Before you run OpenEMAIL, there are a few requirements that you should check:

Warning

When running OpenEMAIL on a Debian 8 (Jessie) box, you should switch to kernel 4.9 from Jessie backports to avoid a bug when running Docker containers with healthchecks! For more details read: github.com/docker/docker/issues/30402

Info

  • OpenEMAIL requires some ports to be open for incoming connections, so make sure that your firewall is not blocking these.
  • Make sure that no other application is interfering with OpenEMAIL's configuration, such as another mail service
  • A correct DNS setup is crucial to every good mailserver setup, so please make sure you got OpenEMAILt the basics covered before you begin!
  • Make sure that your system has a correct date and time setup. This is crucial for stuff like two factor TOTP authentication.

Choosing a Linux Distribution for the Docker Host

During the creation of this installation guide I used Ubuntu 18.04.2 LTS (Bionic Beaver). Some of the examples shown in this document may largely depend on this Linux distribution. But with a minor adjustment on it you can make it prepare to get working in your Linux distribution of choice as your docker host. It may be Ubuntu, Debian, CentOS, or an another.

Minimum System Resources

Please make sure that your system has at least the following resources:

Resource OpenEMAIL
CPU 1 GHz
RAM                     2 GiB + Swap (better: 4 GiB and more + Swap)
Disk 15 GiB (without emails)
System Type x86_64

ClamAV and Solr are greedy RAM munchers.

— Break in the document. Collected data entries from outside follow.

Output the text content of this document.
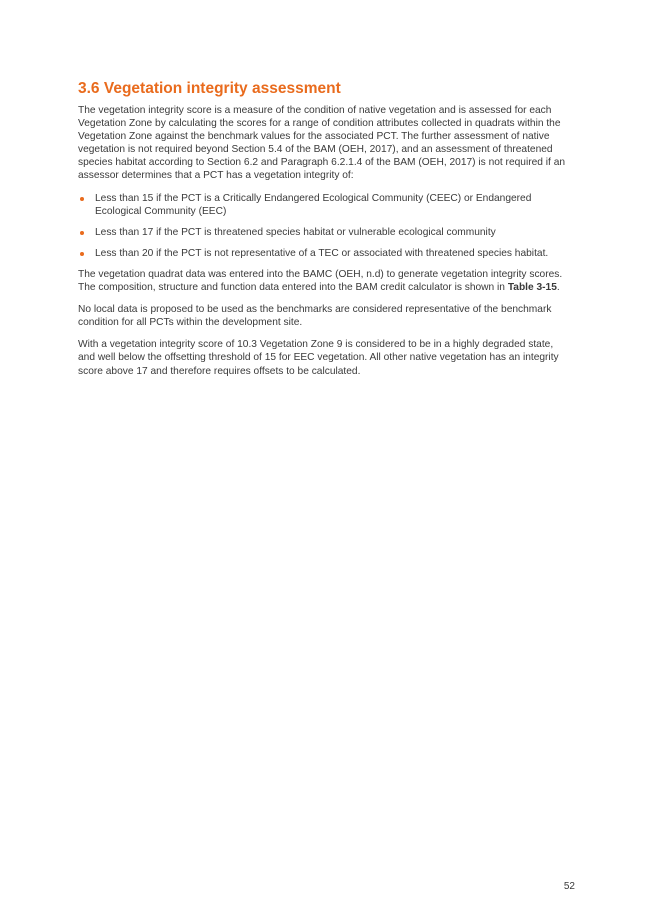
3.6 Vegetation integrity assessment

The vegetation integrity score is a measure of the condition of native vegetation and is assessed for each Vegetation Zone by calculating the scores for a range of condition attributes collected in quadrats within the Vegetation Zone against the benchmark values for the associated PCT. The further assessment of native vegetation is not required beyond Section 5.4 of the BAM (OEH, 2017), and an assessment of threatened species habitat according to Section 6.2 and Paragraph 6.2.1.4 of the BAM (OEH, 2017) is not required if an assessor determines that a PCT has a vegetation integrity of:

Less than 15 if the PCT is a Critically Endangered Ecological Community (CEEC) or Endangered Ecological Community (EEC)
Less than 17 if the PCT is threatened species habitat or vulnerable ecological community
Less than 20 if the PCT is not representative of a TEC or associated with threatened species habitat.

The vegetation quadrat data was entered into the BAMC (OEH, n.d) to generate vegetation integrity scores. The composition, structure and function data entered into the BAM credit calculator is shown in Table 3-15.

No local data is proposed to be used as the benchmarks are considered representative of the benchmark condition for all PCTs within the development site.

With a vegetation integrity score of 10.3 Vegetation Zone 9 is considered to be in a highly degraded state, and well below the offsetting threshold of 15 for EEC vegetation. All other native vegetation has an integrity score above 17 and therefore requires offsets to be calculated.

52
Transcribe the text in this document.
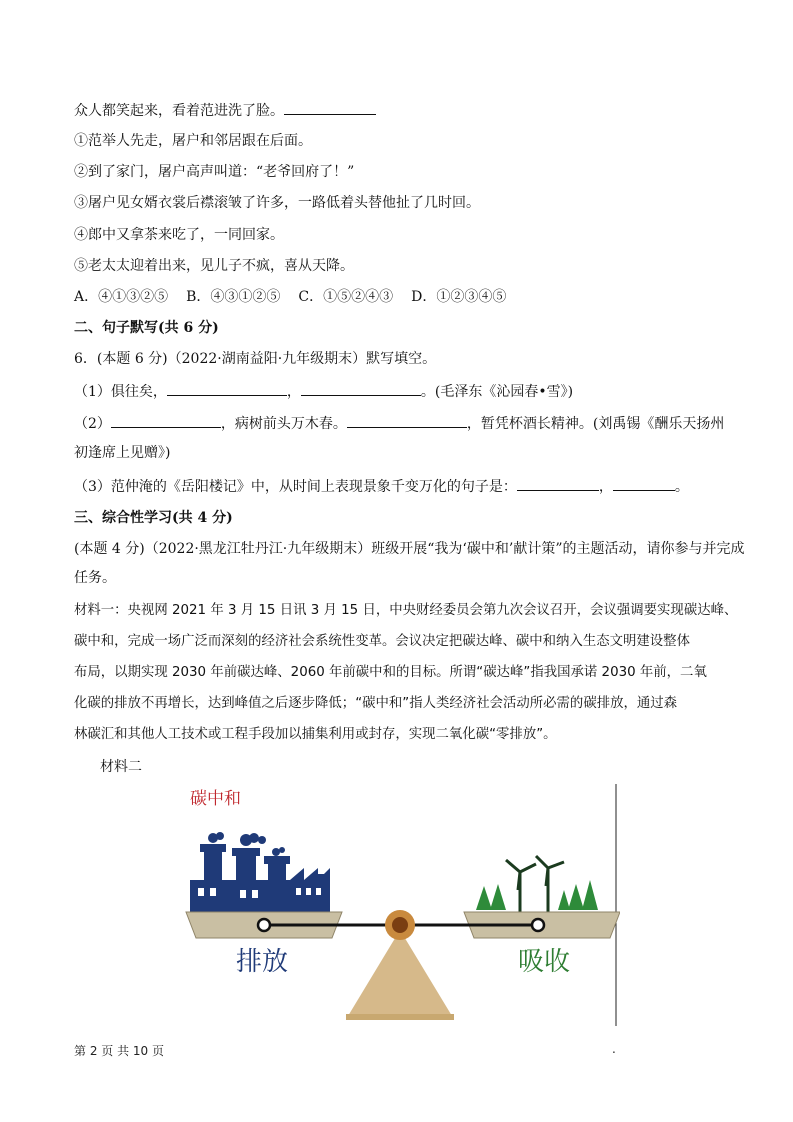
众人都笑起来，看着范进洗了脸。
①范举人先走，屠户和邻居跟在后面。
②到了家门，屠户高声叫道：“老爷回府了！”
③屠户见女婿衣裳后襟滚皱了许多，一路低着头替他扯了几时回。
④郎中又拿茶来吃了，一同回家。
⑤老太太迎着出来，见儿子不疯，喜从天降。
A．④①③②⑤ B．④③①②⑤ C．①⑤②④③ D．①②③④⑤
二、句子默写(共 6 分)
6．(本题 6 分)（2022·湖南益阳·九年级期末）默写填空。
（1）俱往矣，	，	。(毛泽东《沁园春•雪》)
（2）	，病树前头万木春。	，暂凭杯酒长精神。(刘禹锡《酬乐天扬州
初逢席上见赠》)
（3）范仲淹的《岳阳楼记》中，从时间上表现景象千变万化的句子是：	，	。
三、综合性学习(共 4 分)
(本题 4 分)（2022·黑龙江牡丹江·九年级期末）班级开展“我为‘碳中和’献计策”的主题活动，请你参与并完成
任务。
材料一：央视网 2021 年 3 月 15 日讯 3 月 15 日，中央财经委员会第九次会议召开，会议强调要实现碳达峰、
碳中和，完成一场广泛而深刻的经济社会系统性变革。会议决定把碳达峰、碳中和纳入生态文明建设整体
布局，以期实现 2030 年前碳达峰、2060 年前碳中和的目标。所谓“碳达峰”指我国承诺 2030 年前，二氧
化碳的排放不再增长，达到峰值之后逐步降低；“碳中和”指人类经济社会活动所必需的碳排放，通过森
林碳汇和其他人工技术或工程手段加以捕集利用或封存，实现二氧化碳“零排放”。
材料二
碳中和
排放	吸收
第 2 页 共 10 页	.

You can disable them in openemail.conf by settings SKIP_CLAMD=y and SKIP_SOLR=y.

Firewall and Ports

Please check if any of OpenEMAIL's standard ports are open and not in use by other applications:

# netstat -tulpn | grep -E -w '25|80|110|143|443|465|587|993|995'

Warning

There are several problems with running OpenEMAIL on a firewalld/ufw enabled system. You should disable it (if possible) and move your ruleset to the DOCKER-USER chain, which is not cleared by a Docker service restart, instead. See this blog post for information about how to use iptables-persistent with the DOCKER-USER chain. As OpenEMAIL runs dockerized, INPUT rules have no effect on restricting access to OpenEMAIL. Use the FORWARD chain instead.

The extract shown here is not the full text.